The 39-year-old banker was one of eight people killed in the attack that took place on the night of June 3, 2017. He was stabbed in the back when he swung his skateboard at the terrorists and was pronounced dead at the scene.
“Ignacio would never have imagined he’d be canonised… and I’m sure he would be far happier alive.”
He continued: “I am pursuing his canonisation because I want real role models for society not just sports people.
“We cannot resurrect him so we want to at least make his death useful.
“Ignacio was a person who always took care of people and when he saw someone abusing someone else, he would always defend the victim.”

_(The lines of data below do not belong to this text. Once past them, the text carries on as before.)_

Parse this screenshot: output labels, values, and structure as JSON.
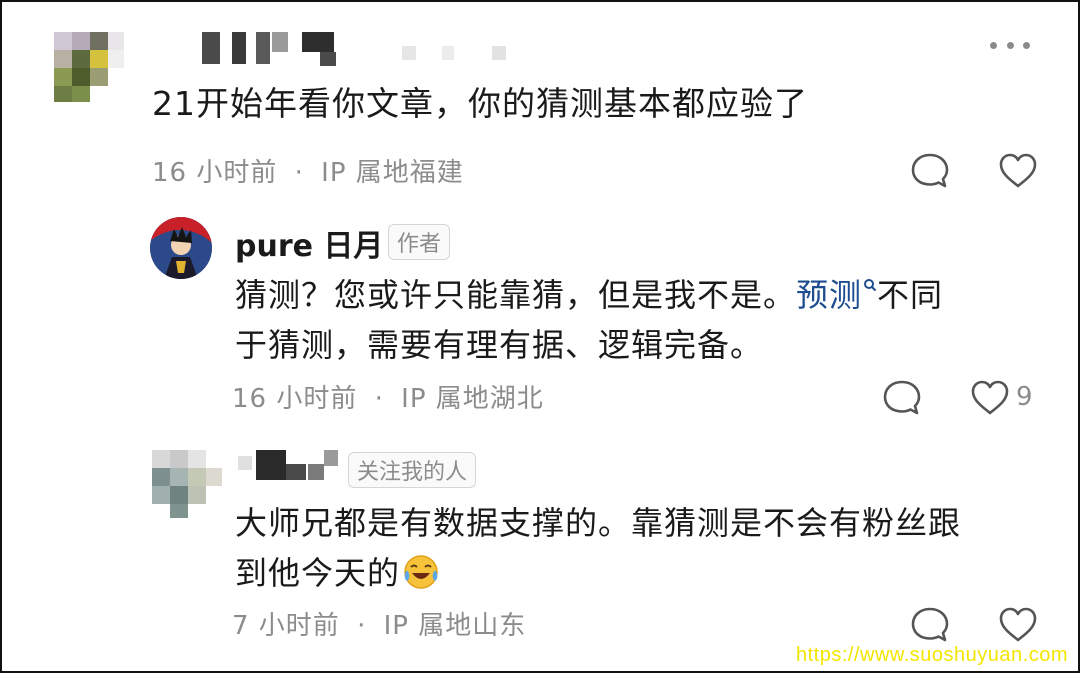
{
  "comment1": {
    "text": "21开始年看你文章，你的猜测基本都应验了",
    "time": "16 小时前",
    "sep": "·",
    "ip": "IP 属地福建"
  },
  "reply1": {
    "author": "pure 日月",
    "tag": "作者",
    "text_before": "猜测？您或许只能靠猜，但是我不是。",
    "link": "预测",
    "text_line1_after": "不同",
    "text_line2": "于猜测，需要有理有据、逻辑完备。",
    "time": "16 小时前",
    "sep": "·",
    "ip": "IP 属地湖北",
    "likes": "9"
  },
  "reply2": {
    "tag": "关注我的人",
    "text_line1": "大师兄都是有数据支撑的。靠猜测是不会有粉丝跟",
    "text_line2": "到他今天的",
    "time": "7 小时前",
    "sep": "·",
    "ip": "IP 属地山东"
  },
  "icons": {
    "more": "more-dots-icon",
    "comment": "comment-bubble-icon",
    "like": "heart-icon",
    "search": "search-icon",
    "emoji": "laughing-crying-emoji-icon"
  },
  "watermark": "https://www.suoshuyuan.com"
}
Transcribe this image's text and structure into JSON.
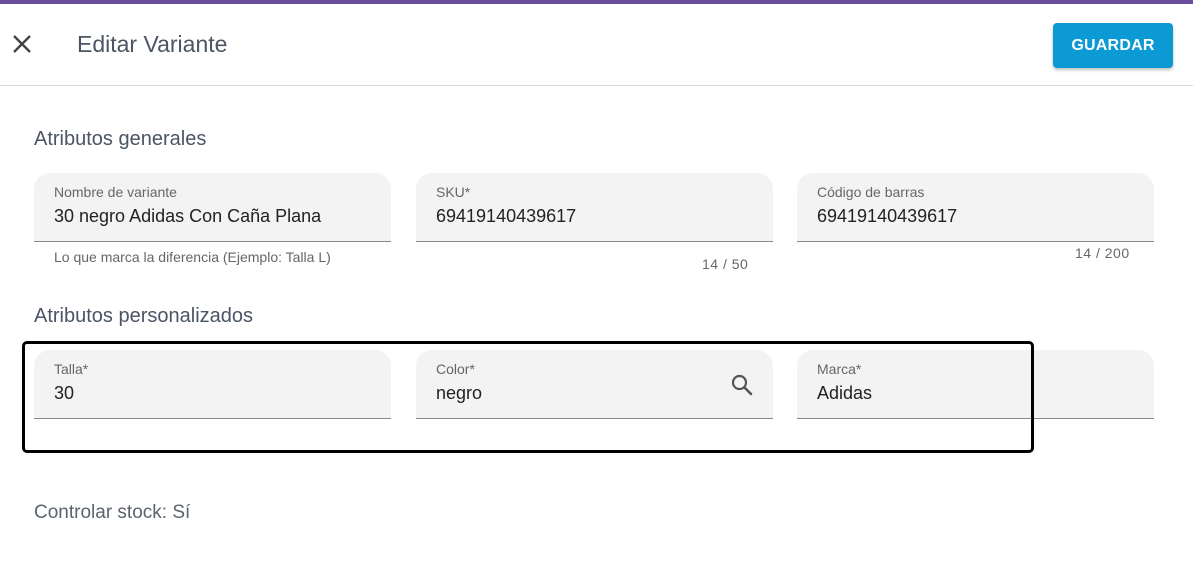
{
  "header": {
    "title": "Editar Variante",
    "save_label": "GUARDAR",
    "close_icon": "close-icon"
  },
  "general": {
    "title": "Atributos generales",
    "fields": [
      {
        "label": "Nombre de variante",
        "value": "30 negro Adidas Con Caña Plana",
        "hint": "Lo que marca la diferencia (Ejemplo: Talla L)"
      },
      {
        "label": "SKU*",
        "value": "69419140439617",
        "counter": "14 / 50"
      },
      {
        "label": "Código de barras",
        "value": "69419140439617",
        "counter": "14 / 200"
      }
    ]
  },
  "custom": {
    "title": "Atributos personalizados",
    "fields": [
      {
        "label": "Talla*",
        "value": "30"
      },
      {
        "label": "Color*",
        "value": "negro",
        "icon": "search-icon"
      },
      {
        "label": "Marca*",
        "value": "Adidas"
      }
    ]
  },
  "stock_text": "Controlar stock: Sí",
  "colors": {
    "accent": "#0b9ad3",
    "topline": "#6a4c9c",
    "field_bg": "#f3f3f3"
  }
}
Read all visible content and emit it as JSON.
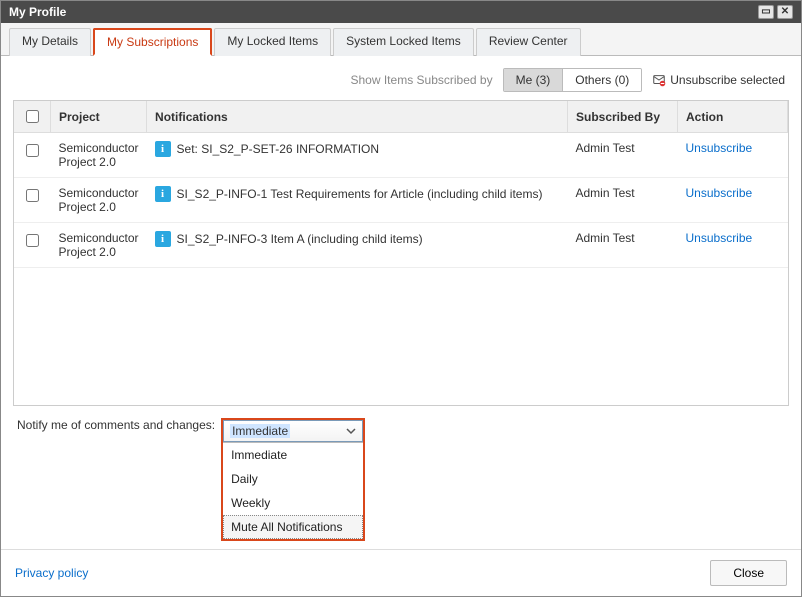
{
  "window": {
    "title": "My Profile"
  },
  "tabs": [
    {
      "label": "My Details",
      "active": false
    },
    {
      "label": "My Subscriptions",
      "active": true
    },
    {
      "label": "My Locked Items",
      "active": false
    },
    {
      "label": "System Locked Items",
      "active": false
    },
    {
      "label": "Review Center",
      "active": false
    }
  ],
  "filter": {
    "label": "Show Items Subscribed by",
    "me_label": "Me (3)",
    "others_label": "Others (0)",
    "unsubscribe_selected": "Unsubscribe selected"
  },
  "columns": {
    "project": "Project",
    "notifications": "Notifications",
    "subscribed_by": "Subscribed By",
    "action": "Action"
  },
  "rows": [
    {
      "project": "Semiconductor Project 2.0",
      "notification": "Set: SI_S2_P-SET-26 INFORMATION",
      "subscribed_by": "Admin Test",
      "action": "Unsubscribe"
    },
    {
      "project": "Semiconductor Project 2.0",
      "notification": "SI_S2_P-INFO-1 Test Requirements for Article (including child items)",
      "subscribed_by": "Admin Test",
      "action": "Unsubscribe"
    },
    {
      "project": "Semiconductor Project 2.0",
      "notification": "SI_S2_P-INFO-3 Item A (including child items)",
      "subscribed_by": "Admin Test",
      "action": "Unsubscribe"
    }
  ],
  "notify": {
    "label": "Notify me of comments and changes:",
    "selected": "Immediate",
    "options": [
      "Immediate",
      "Daily",
      "Weekly",
      "Mute All Notifications"
    ]
  },
  "footer": {
    "privacy": "Privacy policy",
    "close": "Close"
  }
}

“In fact he told us just a few days before his death that had he been skateboarding on the day a policeman died near Westminster a few weeks before, he would have stepped in and saved him.
“He said that he often skateboarded near there and that policeman would have been alive.”
Much of his humility came from his upbringing going to local comprehensive schools around Galicia.
He had gone to live in London to work at HSBC bank having lost a banking job in Madrid.
It was a good job looking into money laundering and he loved his life in the city.
“He was having the best year of his life. He loved it.
“He moved there in part for the language and also because his sister, Isabel, lived there for many years and had children there.”
He continued: “In fact we were due for a big family reunion with him and his sister and my nephews and nieces four days after his death.”
On the shock of his death, he said it had been an agonising wait.
“When Ignacio died, it took the British police more than three days to find out who he was.
“The Spanish ambassador in London initially told me my son was killed by the police, but I told him I was convinced that they did not kill him.”
“If my son was killed by the police I would have supported the police as we need to support the west against terrorism.
“If anyone is to blame it is the terrorists, not the British people or the police.”
He added: “I didn’t want to attend the court cases as I have faith in the British system and British justice.”